Friday, April 17, 2009
If you are still feeling wealthy despite the record collapse in Australian wealth, you may not have had that much to start with.
A Reserve Bank analysis published yesterday finds that while the benefits of Australia's decade-long explosion in wealth were spread widely, the costs of the year-long downturn have been borne disproportionately by Australia's very wealthy.
The Bank says Australia's distribution of wealth and income remained broadly stable as wealth soared up until the end of 2007.

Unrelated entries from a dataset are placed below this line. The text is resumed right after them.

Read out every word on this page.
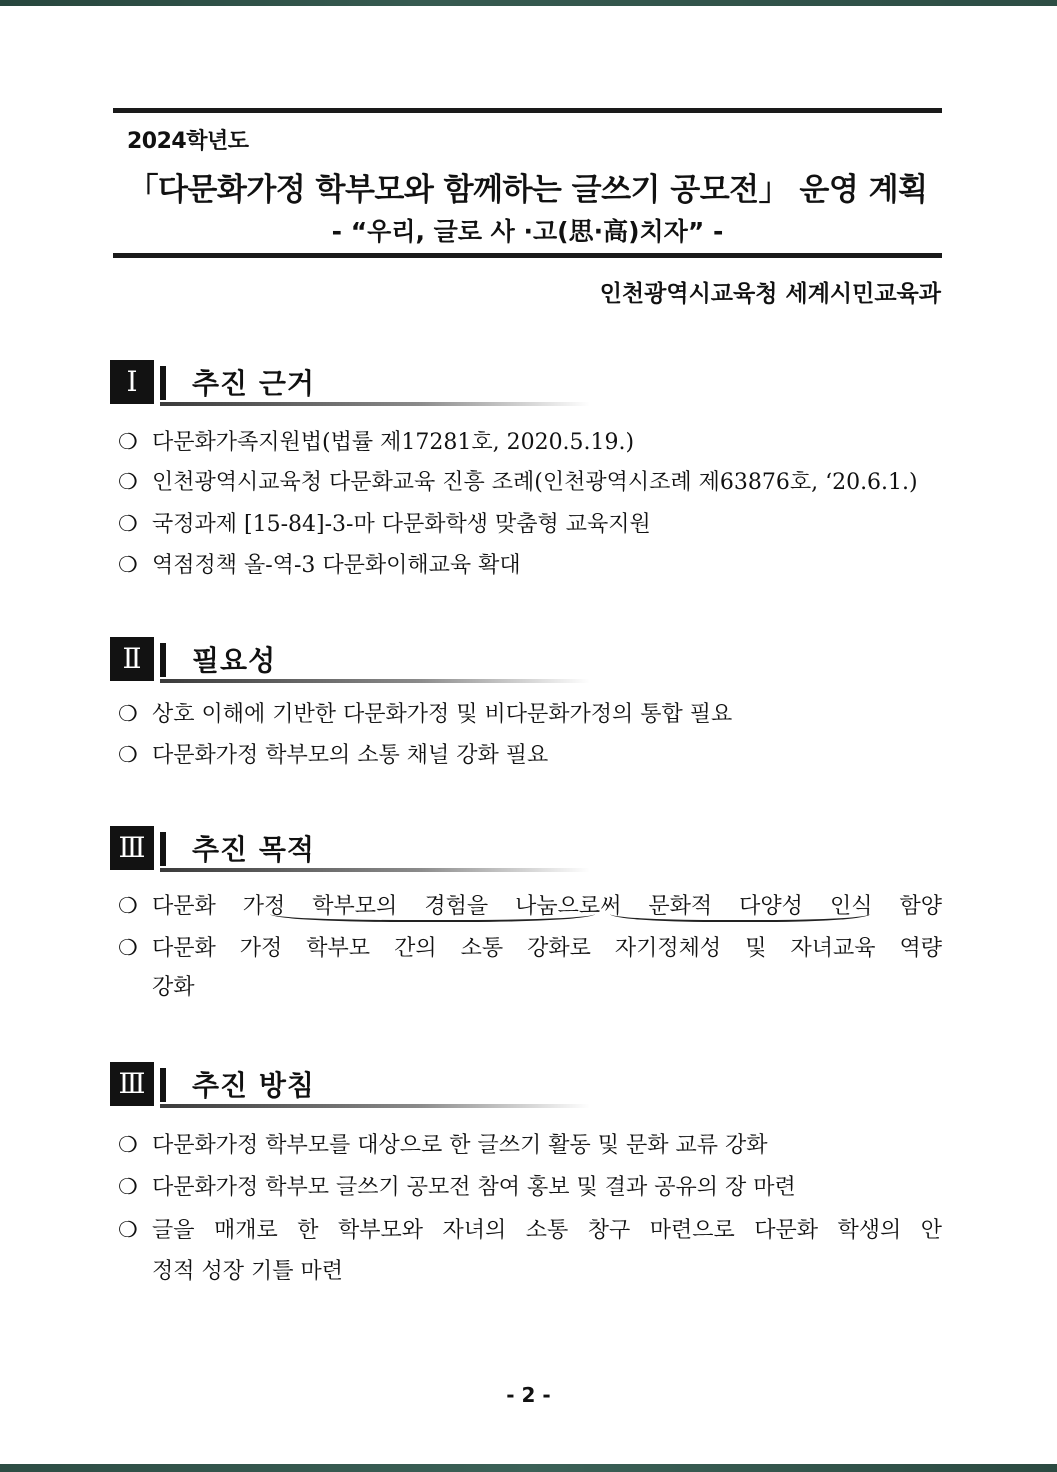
2024학년도
「다문화가정 학부모와 함께하는 글쓰기 공모전」 운영 계획
- “우리, 글로 사 ·고(思·高)치자” -
인천광역시교육청 세계시민교육과
Ⅰ	추진 근거
❍ 다문화가족지원법(법률 제17281호, 2020.5.19.)
❍ 인천광역시교육청 다문화교육 진흥 조례(인천광역시조례 제63876호, ‘20.6.1.)
❍ 국정과제 [15-84]-3-마 다문화학생 맞춤형 교육지원
❍ 역점정책 올-역-3 다문화이해교육 확대
Ⅱ	필요성
❍ 상호 이해에 기반한 다문화가정 및 비다문화가정의 통합 필요
❍ 다문화가정 학부모의 소통 채널 강화 필요
Ⅲ	추진 목적
❍ 다문화 가정 학부모의 경험을 나눔으로써 문화적 다양성 인식 함양
❍ 다문화 가정 학부모 간의 소통 강화로 자기정체성 및 자녀교육 역량
강화
Ⅲ	추진 방침
❍ 다문화가정 학부모를 대상으로 한 글쓰기 활동 및 문화 교류 강화
❍ 다문화가정 학부모 글쓰기 공모전 참여 홍보 및 결과 공유의 장 마련
❍ 글을 매개로 한 학부모와 자녀의 소통 창구 마련으로 다문화 학생의 안
정적 성장 기틀 마련
- 2 -
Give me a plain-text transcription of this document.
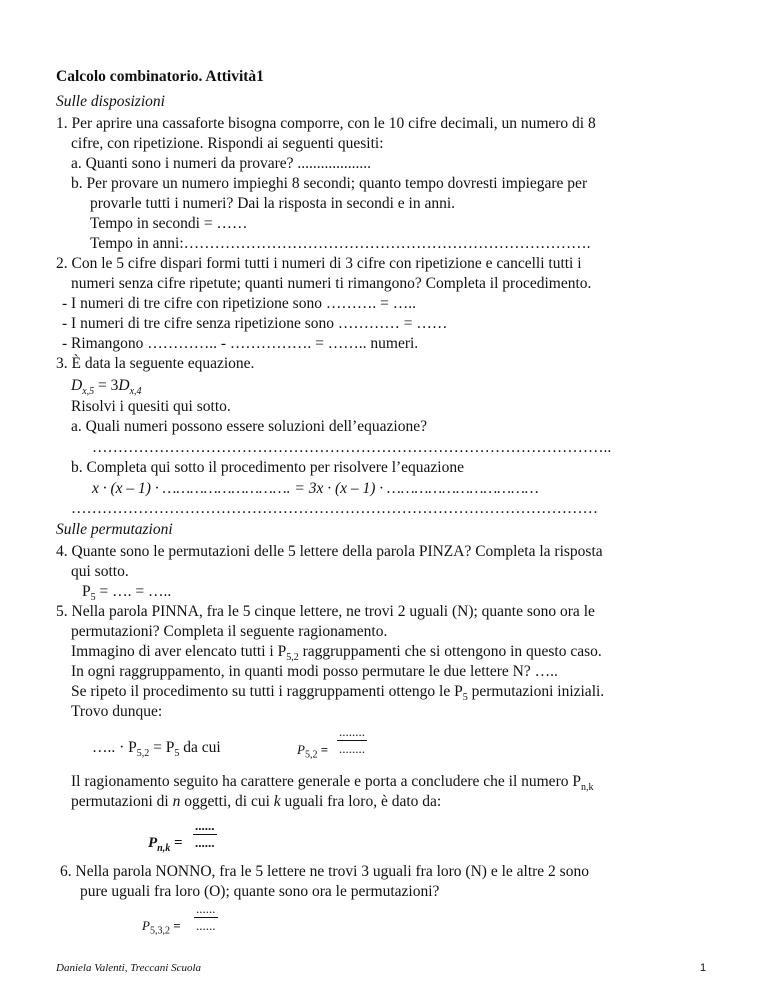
Calcolo combinatorio. Attività1
Sulle disposizioni
1. Per aprire una cassaforte bisogna comporre, con le 10 cifre decimali, un numero di 8
cifre, con ripetizione. Rispondi ai seguenti quesiti:
a. Quanti sono i numeri da provare? ...................
b. Per provare un numero impieghi 8 secondi; quanto tempo dovresti impiegare per
provarle tutti i numeri? Dai la risposta in secondi e in anni.
Tempo in secondi = ……
Tempo in anni:…………………………………………………………………….
2. Con le 5 cifre dispari formi tutti i numeri di 3 cifre con ripetizione e cancelli tutti i
numeri senza cifre ripetute; quanti numeri ti rimangono? Completa il procedimento.
- I numeri di tre cifre con ripetizione sono ………. = …..
- I numeri di tre cifre senza ripetizione sono ………… = ……
- Rimangono ………….. - ……………. = …….. numeri.
3. È data la seguente equazione.
$D_{x,5} = 3D_{x,4}$
Risolvi i quesiti qui sotto.
a. Quali numeri possono essere soluzioni dell’equazione?
………………………………………………………………………………………..
b. Completa qui sotto il procedimento per risolvere l’equazione
x · (x – 1) · ………………………. = 3x · (x – 1) · ……………………………
…………………………………………………………………………………………
Sulle permutazioni
4. Quante sono le permutazioni delle 5 lettere della parola PINZA? Completa la risposta
qui sotto.
$P_5$ = …. = …..
5. Nella parola PINNA, fra le 5 cinque lettere, ne trovi 2 uguali (N); quante sono ora le
permutazioni? Completa il seguente ragionamento.
Immagino di aver elencato tutti i $P_{5,2}$ raggruppamenti che si ottengono in questo caso.
In ogni raggruppamento, in quanti modi posso permutare le due lettere N? …..
Se ripeto il procedimento su tutti i raggruppamenti ottengo le $P_5$ permutazioni iniziali.
Trovo dunque:
….. · $P_{5,2} = P_5$ da cui	$P_{5,2}$ =
........
........
Il ragionamento seguito ha carattere generale e porta a concludere che il numero $P_{n,k}$
permutazioni di n oggetti, di cui k uguali fra loro, è dato da:
$P_{n,k}$ =
......
......
6. Nella parola NONNO, fra le 5 lettere ne trovi 3 uguali fra loro (N) e le altre 2 sono
pure uguali fra loro (O); quante sono ora le permutazioni?
$P_{5,3,2}$ =
......
......
Daniela Valenti, Treccani Scuola	1
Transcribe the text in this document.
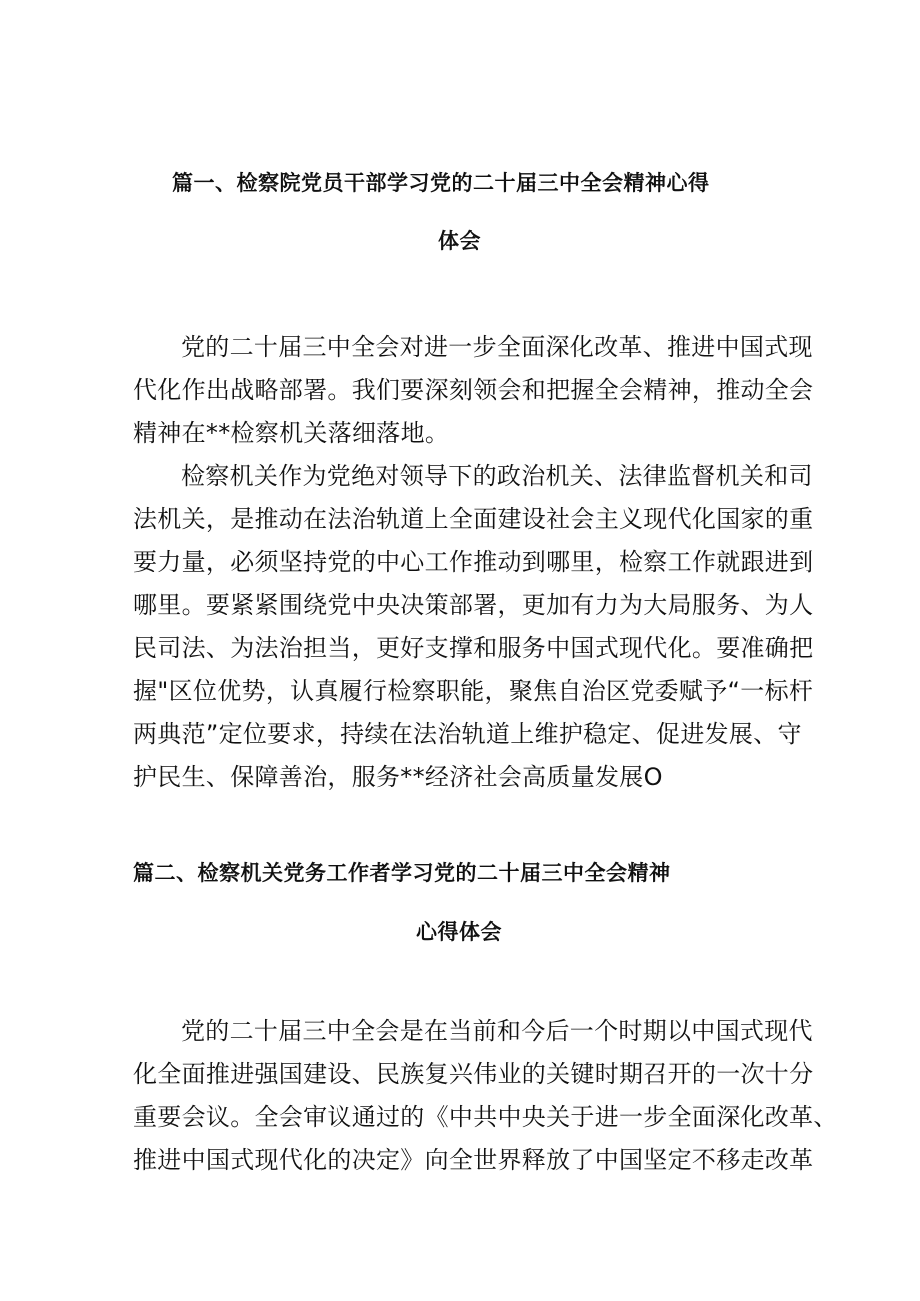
篇一、检察院党员干部学习党的二十届三中全会精神心得
体会
党的二十届三中全会对进一步全面深化改革、推进中国式现
代化作出战略部署。我们要深刻领会和把握全会精神，推动全会
精神在**检察机关落细落地。
检察机关作为党绝对领导下的政治机关、法律监督机关和司
法机关，是推动在法治轨道上全面建设社会主义现代化国家的重
要力量，必须坚持党的中心工作推动到哪里，检察工作就跟进到
哪里。要紧紧围绕党中央决策部署，更加有力为大局服务、为人
民司法、为法治担当，更好支撑和服务中国式现代化。要准确把
握"区位优势，认真履行检察职能，聚焦自治区党委赋予“一标杆
两典范”定位要求，持续在法治轨道上维护稳定、促进发展、守
护民生、保障善治，服务**经济社会高质量发展O
篇二、检察机关党务工作者学习党的二十届三中全会精神
心得体会
党的二十届三中全会是在当前和今后一个时期以中国式现代
化全面推进强国建设、民族复兴伟业的关键时期召开的一次十分
重要会议。全会审议通过的《中共中央关于进一步全面深化改革、
推进中国式现代化的决定》向全世界释放了中国坚定不移走改革
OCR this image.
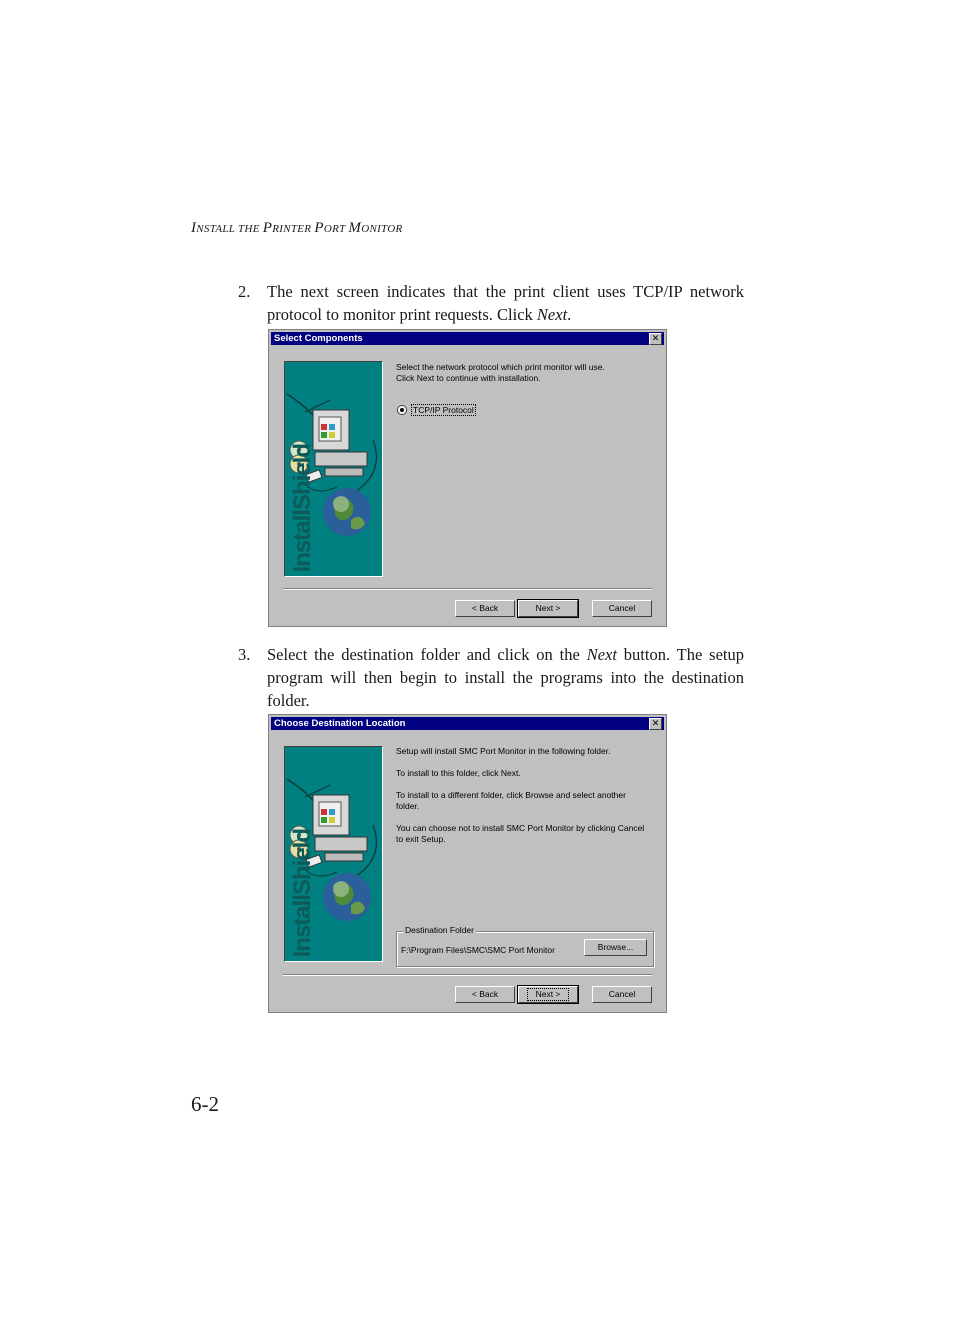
INSTALL THE PRINTER PORT MONITOR
2. The next screen indicates that the print client uses TCP/IP network protocol to monitor print requests. Click Next.
Select Components	✕
InstallShield
Select the network protocol which print monitor will use.
Click Next to continue with installation.
TCP/IP Protocol
< Back	Next >	Cancel
3. Select the destination folder and click on the Next button. The setup program will then begin to install the programs into the destination folder.
Choose Destination Location	✕
InstallShield

Setup will install SMC Port Monitor in the following folder.

To install to this folder, click Next.

To install to a different folder, click Browse and select another folder.

You can choose not to install SMC Port Monitor by clicking Cancel to exit Setup.

Destination Folder
F:\Program Files\SMC\SMC Port Monitor	Browse...
< Back	Next >	Cancel
6-2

But Australians in the mining states of Western Australia and Queensland did the best of all, enjoying extraordinary rates of growth in wealth of 20 per cent and 15 per cent per annum, mainly as a result of fast-growing property prices. By contrast wealth in Victoria and NSW grew at a more sedate 6 per cent per year.
The collapse in wealth throughout 2008 has been more narrowly based...
The Bank says it has been driven primarily by the share market, which collapsed 47 per cent and by superannuation, which collapsed in value 23 per cent. House prices collapsed more modestly, and mainly in the higher-priced suburbs.
The bank says real estate prices shrank 13 per cent in the top suburbs, only by 5 per cent in the cheapest ones.
It believes that wealthiest fifth of Australian households each lost an average of $348,000 during the past year. Each of the other households lost a smaller $33,000. Expressed another way, the Bank says the wealthiest one-fifth of Australian households accounted for 72 per cent of the total wealth destroyed.
Separately-released Reserve Bank figures point to increasing caution in the use of credit cards. The number of credit card purchases fell in January to be down 1.7 per cent over the year. In dollar terms the average credit card balance grew by just 2 per cent in the year to January, well below the rate of inflation and the slowest growth rate on record. Credit card cash advances dived 12 per cent.
"The new era of consumer conservatism is well and truly here to stay," said CommSec economist Savanth Sebastian. "The possibility of recession and concerns over job security will continue to weigh on spending decisions. The global economy is expected to remain in recession territory over the next year and as a result consumers will stay conscious of the need to spend within their means."
Bank impaired assets and bad debts grew strongly in the December quarter, climbing from 0.52 per cent of loans to 0.74 per cent, but total assets climbed far faster, by 5 per cent, as borrowers flocked to banks at the expense of non-bank lenders.
The National Australia Bank yesterday backed down on a decision to cut the interest rate charged on its teenage-directed smart junior saver account by the full 0.25 percentage point Reserve Bank cut in official interest rates.
"We got it wrong, we have listened, we acknowledge this is one we needed to review and we have reversed our decision," said NAB personal banking chief Warren Shaw.
The Bank had cut the rate paid to its teenage depositors despite passing on none of the cut to its borrowers.
NAB was not alone in slugging its depositors while failing to pass on the Reserve Bank's cuts to its borrowers. The ANZ and Westpac each cut their main variable deposit rates by the full 0.25 percentage points while passing on only 0.10 percentage points to mortgage holders.